Angin yang berembus pelan dan udara segar tanggal 10 Januari 1810 pagi itu, tak berpadu-kelindan dengan biduk cinta yang ditabuh mesra, setelah semalaman larut dalam ketegangan.

Mungkin saja rasa sesal menghablur. Mungkin saja rasa puas menghempas begitu rupa karena kejengkelan dan rasa sakit yang mendera telah diungkap, atau gugusan kebencian yang disebabkan oleh kebohongan telah ditudingkan.

Itulah ihwal gemuruh jiwa Napoleon Bonaparte dan Josephine de Beauharnais meluap-luap pagi itu.

Ketegangan telah menguji dua orang yang saling mencintai. Tudingan-tudingan perselingkuhan dan ketidakpercayaan kian mengemuka. Kata-kata berloncatan dari lidah-lidah yang dikuasai rasa marah.

Josephine mempertanyakan pacar rahasia Napoleon, seorang gadis berkebangsaan Polandia, Maria Walewska. Pertengkaran semakin meruncing. Malam berlangsung begitu duka, begitu neraka. Malam itu—ya, malam itu keduanya bagai menelan batu-batu sungai.

Tetapi di pagi hari, meskipun pertengkaran berapi-api telah membakar jiwa-jiwa yang kecewa, Napoleon sempat menulis surat kepada Josephine, yang sebagian bunyinya begini: “Saya mengirimkan kepadamu tiga ciuman; satu untuk hatimu, satu untuk bibirmu, dan satunya lagi untuk matamu.”

Salah satu bukti surat asli yang memuat tulisan dipenuhi coretan revisi itu, sempat dilelang di London dan terjual seharga 557 ribu dolar Amerika, sekitar Rp7.519.500.000,00.

 

***

Pada mulanya, percintaan keduanya terjalin romantis, surat-surat cinta terkirim gayung bersambut. Napoleon muda begitu tergila-gila kepada Josephine. Meskipun seorang janda yang lebih tua dan telah memiliki dua orang anak, ia tetap memikat hati Jenderal Napoleon Bonaparte.

Keduanya bertemu pada tahun 1795, setelah perempuan cantik dengan leher indah itu diajak ayahnya pindah ke Prancis.
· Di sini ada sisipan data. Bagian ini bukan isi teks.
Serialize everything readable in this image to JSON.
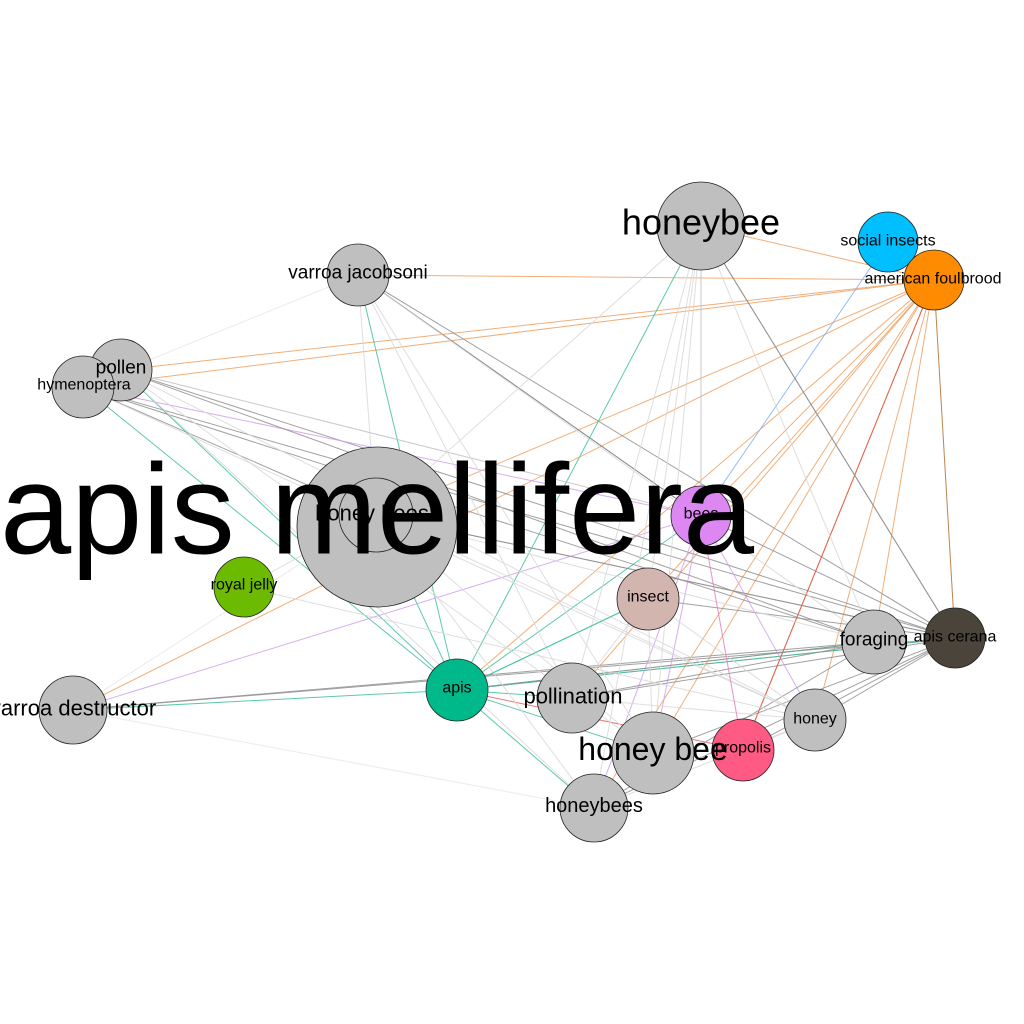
{
  "nodes": [
    {
      "id": "honeybee",
      "label": "honeybee",
      "color": "#bfbfbf"
    },
    {
      "id": "social-insects",
      "label": "social insects",
      "color": "#00bfff"
    },
    {
      "id": "american-foulbrood",
      "label": "american foulbrood",
      "color": "#ff8c00"
    },
    {
      "id": "varroa-jacobsoni",
      "label": "varroa jacobsoni",
      "color": "#bfbfbf"
    },
    {
      "id": "pollen",
      "label": "pollen",
      "color": "#bfbfbf"
    },
    {
      "id": "hymenoptera",
      "label": "hymenoptera",
      "color": "#bfbfbf"
    },
    {
      "id": "apis-mellifera",
      "label": "apis mellifera",
      "color": "#bfbfbf"
    },
    {
      "id": "honey-bees",
      "label": "honey bees",
      "color": "#bfbfbf"
    },
    {
      "id": "bees",
      "label": "bees",
      "color": "#dd88f2"
    },
    {
      "id": "royal-jelly",
      "label": "royal jelly",
      "color": "#6cbb00"
    },
    {
      "id": "insect",
      "label": "insect",
      "color": "#d3b5b0"
    },
    {
      "id": "foraging",
      "label": "foraging",
      "color": "#bfbfbf"
    },
    {
      "id": "apis-cerana",
      "label": "apis cerana",
      "color": "#4a443b"
    },
    {
      "id": "apis",
      "label": "apis",
      "color": "#00b98a"
    },
    {
      "id": "pollination",
      "label": "pollination",
      "color": "#bfbfbf"
    },
    {
      "id": "varroa-destructor",
      "label": "varroa destructor",
      "color": "#bfbfbf"
    },
    {
      "id": "honey",
      "label": "honey",
      "color": "#bfbfbf"
    },
    {
      "id": "honey-bee",
      "label": "honey bee",
      "color": "#bfbfbf"
    },
    {
      "id": "propolis",
      "label": "propolis",
      "color": "#ff5a84"
    },
    {
      "id": "honeybees",
      "label": "honeybees",
      "color": "#bfbfbf"
    }
  ],
  "edges": [
    [
      "american-foulbrood",
      "honeybee",
      "#f0a060"
    ],
    [
      "american-foulbrood",
      "varroa-jacobsoni",
      "#f0a060"
    ],
    [
      "american-foulbrood",
      "pollen",
      "#f0a060"
    ],
    [
      "american-foulbrood",
      "hymenoptera",
      "#f0a060"
    ],
    [
      "american-foulbrood",
      "bees",
      "#f0a060"
    ],
    [
      "american-foulbrood",
      "insect",
      "#f0a060"
    ],
    [
      "american-foulbrood",
      "apis",
      "#f0a060"
    ],
    [
      "american-foulbrood",
      "pollination",
      "#f0a060"
    ],
    [
      "american-foulbrood",
      "honey-bee",
      "#f0a060"
    ],
    [
      "american-foulbrood",
      "propolis",
      "#f0a060"
    ],
    [
      "american-foulbrood",
      "honey",
      "#f0a060"
    ],
    [
      "american-foulbrood",
      "foraging",
      "#f0a060"
    ],
    [
      "american-foulbrood",
      "apis-cerana",
      "#b07030"
    ],
    [
      "american-foulbrood",
      "honeybees",
      "#f0a060"
    ],
    [
      "american-foulbrood",
      "honey-bees",
      "#f0a060"
    ],
    [
      "american-foulbrood",
      "varroa-destructor",
      "#f0a060"
    ],
    [
      "social-insects",
      "bees",
      "#80b0f0"
    ],
    [
      "apis-cerana",
      "honeybee",
      "#909090"
    ],
    [
      "apis-cerana",
      "hymenoptera",
      "#909090"
    ],
    [
      "apis-cerana",
      "pollen",
      "#909090"
    ],
    [
      "apis-cerana",
      "varroa-jacobsoni",
      "#909090"
    ],
    [
      "apis-cerana",
      "apis",
      "#909090"
    ],
    [
      "apis-cerana",
      "pollination",
      "#909090"
    ],
    [
      "apis-cerana",
      "honeybees",
      "#909090"
    ],
    [
      "apis-cerana",
      "honey-bee",
      "#909090"
    ],
    [
      "apis-cerana",
      "honey",
      "#909090"
    ],
    [
      "apis-cerana",
      "propolis",
      "#909090"
    ],
    [
      "apis-cerana",
      "varroa-destructor",
      "#909090"
    ],
    [
      "apis-cerana",
      "insect",
      "#909090"
    ],
    [
      "apis-cerana",
      "bees",
      "#909090"
    ],
    [
      "apis-cerana",
      "honey-bees",
      "#909090"
    ],
    [
      "apis",
      "honeybee",
      "#40c0a0"
    ],
    [
      "apis",
      "varroa-jacobsoni",
      "#40c0a0"
    ],
    [
      "apis",
      "hymenoptera",
      "#40c0a0"
    ],
    [
      "apis",
      "pollen",
      "#40c0a0"
    ],
    [
      "apis",
      "honey-bees",
      "#40c0a0"
    ],
    [
      "apis",
      "insect",
      "#40c0a0"
    ],
    [
      "apis",
      "bees",
      "#40c0a0"
    ],
    [
      "apis",
      "foraging",
      "#40c0a0"
    ],
    [
      "apis",
      "apis-cerana",
      "#40c0a0"
    ],
    [
      "apis",
      "honeybees",
      "#40c0a0"
    ],
    [
      "apis",
      "varroa-destructor",
      "#40c0a0"
    ],
    [
      "apis",
      "pollination",
      "#40c0a0"
    ],
    [
      "apis",
      "honey-bee",
      "#40c0a0"
    ],
    [
      "bees",
      "hymenoptera",
      "#d0a0f0"
    ],
    [
      "bees",
      "varroa-destructor",
      "#d0a0f0"
    ],
    [
      "bees",
      "honey-bee",
      "#d0a0f0"
    ],
    [
      "bees",
      "honey",
      "#d0a0f0"
    ],
    [
      "bees",
      "honeybees",
      "#d0a0f0"
    ],
    [
      "bees",
      "honeybee",
      "#c0c0c0"
    ],
    [
      "bees",
      "pollen",
      "#c0c0c0"
    ],
    [
      "bees",
      "varroa-jacobsoni",
      "#707070"
    ],
    [
      "propolis",
      "apis",
      "#e06060"
    ],
    [
      "propolis",
      "american-foulbrood",
      "#e05040"
    ],
    [
      "foraging",
      "hymenoptera",
      "#909090"
    ],
    [
      "foraging",
      "pollen",
      "#909090"
    ],
    [
      "foraging",
      "apis",
      "#909090"
    ],
    [
      "foraging",
      "honeybees",
      "#909090"
    ],
    [
      "foraging",
      "varroa-destructor",
      "#909090"
    ],
    [
      "foraging",
      "pollination",
      "#909090"
    ],
    [
      "honeybee",
      "honey-bees",
      "#d8d8d8"
    ],
    [
      "honeybee",
      "pollination",
      "#d8d8d8"
    ],
    [
      "honeybee",
      "honeybees",
      "#d8d8d8"
    ],
    [
      "honeybee",
      "honey-bee",
      "#d8d8d8"
    ],
    [
      "honeybee",
      "foraging",
      "#d8d8d8"
    ],
    [
      "honeybee",
      "apis-cerana",
      "#909090"
    ],
    [
      "honeybee",
      "insect",
      "#d8d8d8"
    ],
    [
      "varroa-jacobsoni",
      "honey-bees",
      "#d8d8d8"
    ],
    [
      "varroa-jacobsoni",
      "foraging",
      "#d8d8d8"
    ],
    [
      "varroa-jacobsoni",
      "honey-bee",
      "#d8d8d8"
    ],
    [
      "varroa-jacobsoni",
      "pollination",
      "#d8d8d8"
    ],
    [
      "varroa-jacobsoni",
      "hymenoptera",
      "#e8e8e8"
    ],
    [
      "hymenoptera",
      "honey-bees",
      "#909090"
    ],
    [
      "hymenoptera",
      "honey",
      "#d8d8d8"
    ],
    [
      "pollen",
      "honey-bee",
      "#d8d8d8"
    ],
    [
      "pollen",
      "honey",
      "#d8d8d8"
    ],
    [
      "pollen",
      "honeybees",
      "#d8d8d8"
    ],
    [
      "honey-bees",
      "honeybees",
      "#d8d8d8"
    ],
    [
      "honey-bees",
      "honey",
      "#d8d8d8"
    ],
    [
      "honey-bees",
      "honey-bee",
      "#d8d8d8"
    ],
    [
      "honey-bees",
      "foraging",
      "#d8d8d8"
    ],
    [
      "honey-bees",
      "apis-cerana",
      "#909090"
    ],
    [
      "varroa-destructor",
      "honeybees",
      "#e8e8e8"
    ],
    [
      "varroa-destructor",
      "honey-bees",
      "#e8e8e8"
    ],
    [
      "royal-jelly",
      "honey-bees",
      "#d8d8d8"
    ],
    [
      "royal-jelly",
      "honey",
      "#d8d8d8"
    ],
    [
      "insect",
      "pollination",
      "#d8d8d8"
    ],
    [
      "insect",
      "honey-bee",
      "#d8d8d8"
    ],
    [
      "insect",
      "honey",
      "#d8d8d8"
    ],
    [
      "insect",
      "apis",
      "#40c0a0"
    ],
    [
      "pollination",
      "honey",
      "#d8d8d8"
    ],
    [
      "honey",
      "honeybees",
      "#d8d8d8"
    ],
    [
      "propolis",
      "honey",
      "#d8d8d8"
    ],
    [
      "propolis",
      "bees",
      "#e080c0"
    ]
  ]
}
Sebelumnya, ia tinggal di kampung kelahirannya; Martinique, sebuah negara persemakmuran Perancis di dekat Laut Karibia bagian timur; di bagian selatan berbatasan dengan St. Lucia, dan di barat laut berbatasan dengan Dominika.

Sementara, Napoleon Bonaparte adalah seorang Jenderal Militer yang kelak menjadi Kaisar Prancis. Napoleon berhasil menguasai seluruh daratan Eropa, baik melalui pendudukan dan perang. Ia lahir dari keluarga bangsawan Italia yang bermigrasi ke Corsika. Napoleon dilahirkan di tanah rantau, tepatnya 15 Agustus 1769—tiga bulan setelah kematian Paus Markus VII di Aleksandria Mesir—dan Mesir adalah salah satu wilayah yang karena kekuatannya kelak tak dapat ditaklukkan oleh Bonaparte.
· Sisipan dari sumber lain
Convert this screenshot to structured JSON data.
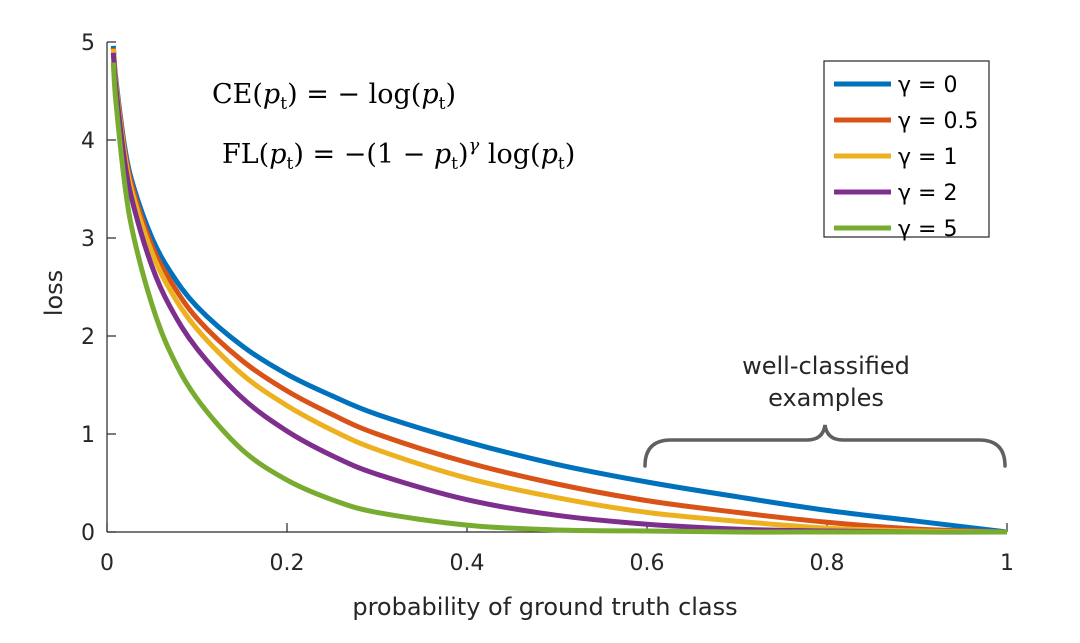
{
  "chart_data": {
    "type": "line",
    "xlabel": "probability of ground truth class",
    "ylabel": "loss",
    "xlim": [
      0,
      1
    ],
    "ylim": [
      0,
      5
    ],
    "xticks": [
      0,
      0.2,
      0.4,
      0.6,
      0.8,
      1
    ],
    "xtick_labels": [
      "0",
      "0.2",
      "0.4",
      "0.6",
      "0.8",
      "1"
    ],
    "yticks": [
      0,
      1,
      2,
      3,
      4,
      5
    ],
    "ytick_labels": [
      "0",
      "1",
      "2",
      "3",
      "4",
      "5"
    ],
    "grid": false,
    "legend_position": "top-right",
    "x": [
      0.007,
      0.01,
      0.02,
      0.03,
      0.05,
      0.07,
      0.1,
      0.15,
      0.2,
      0.25,
      0.3,
      0.4,
      0.5,
      0.6,
      0.7,
      0.8,
      0.9,
      1.0
    ],
    "series": [
      {
        "name": "0",
        "gamma": 0,
        "color": "#0072BD",
        "values": [
          4.96,
          4.61,
          3.91,
          3.51,
          3.0,
          2.66,
          2.3,
          1.9,
          1.61,
          1.39,
          1.2,
          0.92,
          0.69,
          0.51,
          0.36,
          0.22,
          0.11,
          0.0
        ]
      },
      {
        "name": "0.5",
        "gamma": 0.5,
        "color": "#D95319",
        "values": [
          4.94,
          4.58,
          3.87,
          3.46,
          2.92,
          2.57,
          2.18,
          1.75,
          1.44,
          1.2,
          1.0,
          0.71,
          0.49,
          0.32,
          0.2,
          0.1,
          0.03,
          0.0
        ]
      },
      {
        "name": "1",
        "gamma": 1,
        "color": "#EDB120",
        "values": [
          4.93,
          4.56,
          3.83,
          3.4,
          2.85,
          2.47,
          2.07,
          1.61,
          1.29,
          1.04,
          0.84,
          0.55,
          0.35,
          0.2,
          0.11,
          0.04,
          0.01,
          0.0
        ]
      },
      {
        "name": "2",
        "gamma": 2,
        "color": "#7E2F8E",
        "values": [
          4.89,
          4.52,
          3.76,
          3.31,
          2.71,
          2.3,
          1.87,
          1.37,
          1.03,
          0.78,
          0.59,
          0.33,
          0.17,
          0.08,
          0.03,
          0.01,
          0.0,
          0.0
        ]
      },
      {
        "name": "5",
        "gamma": 5,
        "color": "#77AC30",
        "values": [
          4.79,
          4.38,
          3.53,
          3.0,
          2.32,
          1.84,
          1.36,
          0.84,
          0.53,
          0.33,
          0.2,
          0.07,
          0.02,
          0.01,
          0.0,
          0.0,
          0.0,
          0.0
        ]
      }
    ],
    "legend_prefix": "γ = ",
    "equations": [
      {
        "fn": "CE",
        "arg": "p",
        "sub": "t",
        "rhs_prefix": "= − log(",
        "rhs_suffix": ")"
      },
      {
        "fn": "FL",
        "arg": "p",
        "sub": "t",
        "rhs_prefix": "= −(1 − ",
        "rhs_mid": ")",
        "exp": "γ",
        "rhs_log": " log(",
        "rhs_suffix": ")"
      }
    ],
    "annotation": {
      "lines": [
        "well-classified",
        "examples"
      ],
      "x_start": 0.6,
      "x_end": 1.0
    }
  }
}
Meskipun hidupnya berdekatan dengan dunia militer, senjata, perang,  dan kekuasaan, Napoleon memiliki keahlian dalam merajut cinta dan kasih sayang. Ia tidak saja menguasai seni berperang untuk menaklukkan lawan-lawannya, tetapi juga seni mencintai yang membuat wanita-wanita takluk ke pangkuannya.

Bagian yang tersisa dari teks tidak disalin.